Honey is a true gift of nature and the busy bees that make it are impressive and fascinating. That love of bees has taken Charlie Casido around the world – until the 1990s when he and his wife decided to migrate to Australia from the Philippines.
It was at Orange in the Central West of NSW they started their business called Australian Queen Bee Line, selling honey, queen bees and offering pollinating services. There’s a lot to navigate as an apiarist at the moment – especially with the Varroa Mite emergency response in full swing. Charlie Casido and his daughter Carol offer a rare insight into the incredible world of bees.
The Casido family keep hives in some amazing places like national parks and private properties. From there, these amazing creatures can travel up to 5 kilometres in a single day’s work. The spoils of that work – honey – travels all around the world as Queen Bee Line products become more and more sought after.
“It’s nice to see mum and dad come a long way. They’ve migrated here and my brother and I were born and raised in Orange and Bathurst. It’s nice to see how much people really love a genuine product,” says Carol.
It’s nice to see how much people really love a genuine product.
The family also breeds queen bees for sale. “We produce around 40,000 to 45,000 bees a year. That’s for the market here in Australia and overseas. We supply to the Middle East and also Canada and Asia, but most are local,” explains Charlie.
“Every state has different biosecurity protocols. So, we are not able to go into WA but prior to the Varroa Mite this year, we could ship our queen bees around Australia and overseas,” says Carol.
Healthy hives and hobby beekeepers
The Varroa Mite is the biggest threat to the nation’s bee population at the moment. “I’m experienced with Varroa in Saudi Arabia and the Philippines. So, it’s normal for me because I’ve already experienced it,” explains Charlie. He says if a hive is infected with the mite, the bees that hatch are unable to fly, which is catastrophic for the industry. The NSW Government is handling the treatment of the incursion by setting up biosecurity zones, containing the infected hives and euthanising the bees.
“As beekeepers, we learn why it’s important to keep healthy hives. Not just for your own business but the whole industry,” says Carol.
“I would encourage all beekeepers to learn. There is a biosecurity course available,” adds Charlie.
A widespread infection would impact all of us, not just beekeepers. Bees are essential for the pollination of crops and regeneration of vegetation eaten by livestock. It’s a great time as consumers to think about ways we can support the industry.
As beekeepers, we learn why it’s important to keep healthy hives. Not just for your own business but the whole industry.
“There may be consumers who think they want to try beekeeping as well. You really do have to do your research. It’s not a bad thing to reach out to a local beekeeper,” says Carol.
“We are very fortunate, we get a lot of hobby beekeepers who reach out. They get queens from us, and you start to build a relationship but it’s a matter of registering your hives, maintaining healthy hives, signing up for biosecurity courses. Really committing to it is part of it.

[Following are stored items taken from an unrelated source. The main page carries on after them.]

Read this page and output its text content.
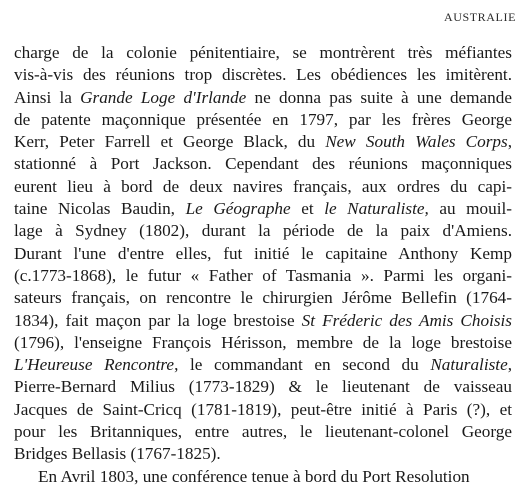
AUSTRALIE
charge de la colonie pénitentiaire, se montrèrent très méfiantes
vis-à-vis des réunions trop discrètes. Les obédiences les imitèrent.
Ainsi la Grande Loge d'Irlande ne donna pas suite à une demande
de patente maçonnique présentée en 1797, par les frères George
Kerr, Peter Farrell et George Black, du New South Wales Corps,
stationné à Port Jackson. Cependant des réunions maçonniques
eurent lieu à bord de deux navires français, aux ordres du capi-
taine Nicolas Baudin, Le Géographe et le Naturaliste, au mouil-
lage à Sydney (1802), durant la période de la paix d'Amiens.
Durant l'une d'entre elles, fut initié le capitaine Anthony Kemp
(c.1773-1868), le futur « Father of Tasmania ». Parmi les organi-
sateurs français, on rencontre le chirurgien Jérôme Bellefin (1764-
1834), fait maçon par la loge brestoise St Fréderic des Amis Choisis
(1796), l'enseigne François Hérisson, membre de la loge brestoise
L'Heureuse Rencontre, le commandant en second du Naturaliste,
Pierre-Bernard Milius (1773-1829) & le lieutenant de vaisseau
Jacques de Saint-Cricq (1781-1819), peut-être initié à Paris (?), et
pour les Britanniques, entre autres, le lieutenant-colonel George
Bridges Bellasis (1767-1825).
En Avril 1803, une conférence tenue à bord du Port Resolution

When you have neglectful hobby hives, it puts the bee industry at risk.”
Know your honey
For those not quite wanting to make their own honey just yet, we can also do our bit at the shops by looking for 100% pure Australian honey. Even better, know where your honey is coming from. Some cheaper imports may be diluted with sugar syrup or have other additives mixed in to make it go further.
“We see customers come through saying their honey has crystallised with sugar particles. They start to question if it’s authentic. It is. When we pack honey, we have to warm it to a certain temperature to bottle it,” says Carol.

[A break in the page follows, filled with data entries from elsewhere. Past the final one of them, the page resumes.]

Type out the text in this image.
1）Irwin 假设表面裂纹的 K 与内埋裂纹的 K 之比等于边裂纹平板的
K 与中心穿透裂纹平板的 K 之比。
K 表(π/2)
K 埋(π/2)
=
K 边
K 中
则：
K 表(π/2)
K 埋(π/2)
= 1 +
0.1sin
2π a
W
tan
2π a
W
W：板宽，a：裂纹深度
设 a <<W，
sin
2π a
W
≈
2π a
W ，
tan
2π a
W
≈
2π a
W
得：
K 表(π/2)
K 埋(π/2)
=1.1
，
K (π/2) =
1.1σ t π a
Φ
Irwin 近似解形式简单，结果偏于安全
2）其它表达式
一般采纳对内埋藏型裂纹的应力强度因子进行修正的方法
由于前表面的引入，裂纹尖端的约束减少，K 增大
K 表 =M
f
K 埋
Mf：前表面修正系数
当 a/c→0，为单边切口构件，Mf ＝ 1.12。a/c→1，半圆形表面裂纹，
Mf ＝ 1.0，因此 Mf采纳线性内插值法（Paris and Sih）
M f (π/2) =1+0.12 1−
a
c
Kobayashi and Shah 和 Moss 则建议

“In Orange especially, it’s so cold, it’s going to crystallise. That’s actually a natural part of honey and I think a lot of people don’t know what to do with it. You can put the whole bucket in some warm water, and it’ll soften.”
That’s actually a natural part of honey and I think a lot of people don’t know what to do with it.
“Our Australian honey is very low moisture content. That’s why the crystallisation is easy,” says Charlie.
Charlie believes after all this time in the industry, he is still learning every day. From battling floods and fires, there have been many challenges. During the most recent bushfires in the region, their honey took on a natural smoky flavour and there’s simply no way to reverse that.
“I think people believe producing honey is really easy. For us, 17 years down the track, it actually takes a lot of effort. People who have amateur hives will understand that as they sit and wait patiently for their honey. For us, it’s on a bigger scale but dad has had to push weekends and do long days and late nights. It takes a lot of manpower and a lot of perseverance to do beekeeping in Australia, says Carol.
I think people believe producing honey is really easy. For us, 17 years down the track, it actually takes a lot of effort.
Charlie and Carol say we’re in a great place in Australia to see safe and successful beekeeping continue for generations to come. Thank goodness for that.